Namun realitas kini berbeda. Pemartabatan terhadap orang biasa terasa jauh dari ideal. Penghormatan terhadap kaum elit lebih dominan. Pendampingan terhadap orang biasa nyaris tak terdengar, khususnya saat mereka mendapat ketidakadilan. Padahal sejak awal Islam menegaskan martabat setiap manusia itu setara. Spirit pemartabatan itu perlu untuk kita hidupkan kembali. Bukan sekadar kenangan, tetapi kompas moral hari ini.
Islam dan Pemartabatan Orang Biasa: Dari Makkah ke Madinah
Islam lahir di tengah ketimpangan sosial di Makkah. Makkah terletak di jalur dagang strategis antara Yaman, Syam, dan Persia. Sumur Zamzam dan Kaʿbah menjadikannya tempat singgah penting bagi kafilah. Pada bulan-bulan suci, perdagangan berlangsung aman tanpa gangguan perang. Makkah pun menjadi pusat ekonomi dan spiritual.
Mahmood Ibrahim memetakan masyarakat Makkah pra-Islam ke dalam empat lapisan sosial. Klasifikasi ini membentuk dinamika ekonomi, politik, dan ritual di kota suci tersebut.
Para pedagang besar Quraisy berada di puncak lapisan sosial. Mereka mengelola Kaʿbah, menyediakan air dan makanan bagi peziarah, serta menguasai kafilah dagang ke Suriah, Yaman, dan Habasyah. Peran tersebut menjadikan mereka sebagai elite yang memonopoli pengaruh sosial dan politik.
Lapisan kedua ialah anggota klan merdeka.
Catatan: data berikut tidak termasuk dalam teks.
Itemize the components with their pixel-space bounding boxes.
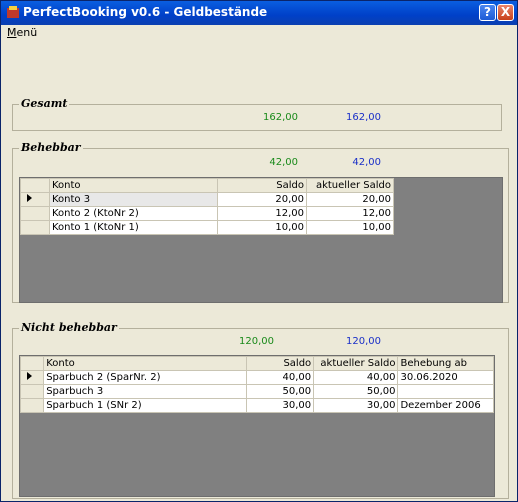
table-cell-saldo[interactable]: 30,00: [245, 398, 315, 413]
table-header-row: Konto Saldo aktueller Saldo: [20, 178, 394, 193]
group-behebbar-title: Behebbar: [19, 141, 83, 154]
table-cell-aktueller-saldo[interactable]: 30,00: [313, 398, 399, 413]
title-bar[interactable]: PerfectBooking v0.6 - Geldbestände ? X: [1, 1, 517, 25]
nicht-behebbar-grid[interactable]: Konto Saldo aktueller Saldo Behebung ab …: [19, 355, 495, 497]
gesamt-aktueller-saldo: 162,00: [346, 112, 381, 123]
row-indicator: [19, 384, 45, 399]
column-header-saldo[interactable]: Saldo: [217, 178, 307, 193]
table-row[interactable]: Konto 1 (KtoNr 1) 10,00 10,00: [20, 220, 394, 235]
app-window: PerfectBooking v0.6 - Geldbestände ? X M…: [0, 0, 518, 502]
table-cell-konto[interactable]: Konto 2 (KtoNr 2): [49, 206, 218, 221]
group-nicht-behebbar-title: Nicht behebbar: [19, 321, 119, 334]
table-cell-konto[interactable]: Konto 1 (KtoNr 1): [49, 220, 218, 235]
row-indicator-header: [19, 356, 45, 371]
behebbar-table: Konto Saldo aktueller Saldo Konto 3 20,0…: [20, 178, 394, 235]
table-cell-konto[interactable]: Sparbuch 3: [43, 384, 247, 399]
current-row-arrow-icon: [27, 372, 32, 380]
table-cell-konto[interactable]: Sparbuch 1 (SNr 2): [43, 398, 247, 413]
table-cell-saldo[interactable]: 20,00: [217, 192, 307, 207]
behebbar-grid[interactable]: Konto Saldo aktueller Saldo Konto 3 20,0…: [19, 177, 503, 303]
column-header-konto[interactable]: Konto: [49, 178, 218, 193]
column-header-aktueller-saldo[interactable]: aktueller Saldo: [306, 178, 394, 193]
column-header-aktueller-saldo[interactable]: aktueller Saldo: [313, 356, 399, 371]
table-cell-saldo[interactable]: 12,00: [217, 206, 307, 221]
table-cell-aktueller-saldo[interactable]: 50,00: [313, 384, 399, 399]
behebbar-aktueller-saldo: 42,00: [352, 157, 381, 168]
row-indicator: [19, 370, 45, 385]
table-cell-aktueller-saldo[interactable]: 12,00: [306, 206, 394, 221]
table-row[interactable]: Sparbuch 2 (SparNr. 2) 40,00 40,00 30.06…: [19, 370, 494, 385]
nicht-behebbar-table: Konto Saldo aktueller Saldo Behebung ab …: [19, 356, 494, 413]
table-cell-saldo[interactable]: 50,00: [245, 384, 315, 399]
app-icon: [7, 6, 19, 18]
menu-mnemonic: M: [7, 26, 17, 39]
client-area: Gesamt 162,00 162,00 Behebbar 42,00 42,0…: [1, 42, 517, 501]
help-button[interactable]: ?: [479, 4, 496, 21]
menu-item-menue[interactable]: Menü: [7, 26, 37, 39]
table-cell-saldo[interactable]: 10,00: [217, 220, 307, 235]
table-row[interactable]: Konto 2 (KtoNr 2) 12,00 12,00: [20, 206, 394, 221]
table-cell-behebung-ab[interactable]: Dezember 2006: [397, 398, 494, 413]
table-cell-aktueller-saldo[interactable]: 20,00: [306, 192, 394, 207]
row-indicator: [20, 206, 50, 221]
row-indicator-header: [20, 178, 50, 193]
current-row-arrow-icon: [27, 194, 32, 202]
menu-label-rest: enü: [16, 26, 38, 39]
nicht-behebbar-saldo: 120,00: [239, 336, 274, 347]
group-gesamt-title: Gesamt: [19, 97, 70, 110]
table-cell-behebung-ab[interactable]: 30.06.2020: [397, 370, 494, 385]
table-cell-behebung-ab[interactable]: [397, 384, 494, 399]
table-cell-konto[interactable]: Konto 3: [49, 192, 218, 207]
table-row[interactable]: Sparbuch 1 (SNr 2) 30,00 30,00 Dezember …: [19, 398, 494, 413]
column-header-behebung-ab[interactable]: Behebung ab: [397, 356, 494, 371]
behebbar-saldo: 42,00: [269, 157, 298, 168]
table-header-row: Konto Saldo aktueller Saldo Behebung ab: [19, 356, 494, 371]
table-row[interactable]: Sparbuch 3 50,00 50,00: [19, 384, 494, 399]
gesamt-saldo: 162,00: [263, 112, 298, 123]
row-indicator: [20, 220, 50, 235]
close-button[interactable]: X: [497, 4, 514, 21]
window-title: PerfectBooking v0.6 - Geldbestände: [23, 5, 268, 19]
column-header-konto[interactable]: Konto: [43, 356, 247, 371]
table-cell-saldo[interactable]: 40,00: [245, 370, 315, 385]
column-header-saldo[interactable]: Saldo: [245, 356, 315, 371]
menu-bar: Menü: [1, 25, 517, 43]
row-indicator: [20, 192, 50, 207]
table-cell-aktueller-saldo[interactable]: 40,00: [313, 370, 399, 385]
nicht-behebbar-aktueller-saldo: 120,00: [346, 336, 381, 347]
row-indicator: [19, 398, 45, 413]
table-row[interactable]: Konto 3 20,00 20,00: [20, 192, 394, 207]
table-cell-konto[interactable]: Sparbuch 2 (SparNr. 2): [43, 370, 247, 385]
table-cell-aktueller-saldo[interactable]: 10,00: [306, 220, 394, 235]
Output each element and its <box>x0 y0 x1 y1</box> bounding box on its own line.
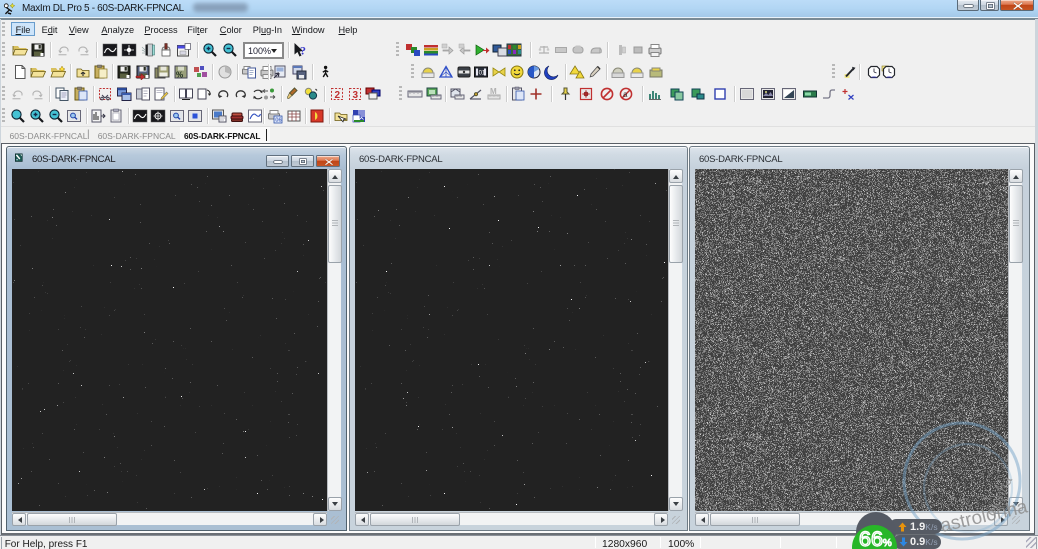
svg-text:3: 3 <box>353 90 359 101</box>
svg-text:01: 01 <box>479 71 486 77</box>
svg-text:astrolonha: astrolonha <box>938 496 1030 537</box>
svg-text:?: ? <box>300 44 306 58</box>
svg-text:06: 06 <box>275 118 281 124</box>
svg-text:%: % <box>176 71 183 80</box>
svg-text:2: 2 <box>335 90 341 101</box>
svg-text:a: a <box>623 90 628 99</box>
Mereka tidak sekaya elite, tapi masih disegani karena nasabnya. Mereka menjadi pengrajin, pedagang kecil, tukang, dan peternak yang menjaga denyut ekonomi kota. Sistem kekerabatan menopang martabat mereka meski ekonomi mereka berkecukupan.
Baca Juga
Kesederhanaan Istri Umar bin Abdul Aziz
Berikutnya adalah mawali. Mereka adalah orang merdeka yang menggantungkan diri pada perlindungan suku Quraisy. Banyak di antara mereka bekas budak atau pendatang yang mencari tempat di jaringan kekerabatan Arab. Status hukum bebas tak serta-merta menebus ketergantungan ekonomi dan politik mereka.
Di lapisan terbawah terdapat budak serta anak-anak budak. Mereka diperoleh lewat perang, utang, atau perdagangan manusia, lalu bekerja tanpa hak suara. Pelapisan sosial yang menindas ini melanggengkan ketidakadilan dan diskriminasi. (Mahmood Ibrahim, “Social and Economic Conditions in Pre-Islamic Mecca,” International Journal of Middle East Studies, [Cambridge: Cambridge University Press, 1982], hlm. 346–347).
Nabi Muhammad SAW tumbuh di lapisan kedua. Ia berasal dari keluarga terhormat Bani Hasyim, suku Quraisy, tapi tanpa kekayaan melimpah. Sebagai yatim, beliau peka pada derita masyarakat lapisan bawah sekaligus memahami jaringan elite Quraisy. Jembatan ganda ini menjadi modal moral dakwahnya.
Sejak awal, beliau merangkul kaum kaya, seperti Khadijah, Abu Bakar, dan Utsman bin Affan. Mereka menyokong dakwah dengan harta, perlindungan, dan reputasi, termasuk membebaskan budak dan membiayai ekspedisi. Solidaritas materi ini memperluas ruang gerak misi Islam.
Nabi SAW juga membersamai Bilal bin Rabah dan Ammar bin Yasir. Tanpa gentar mereka menyebarkan pesan tauhid di kalangan bawah dan bertahan meski disiksa. Keberanian mereka menegaskan bahwa martabat lahir dari iman, bukan silsilah.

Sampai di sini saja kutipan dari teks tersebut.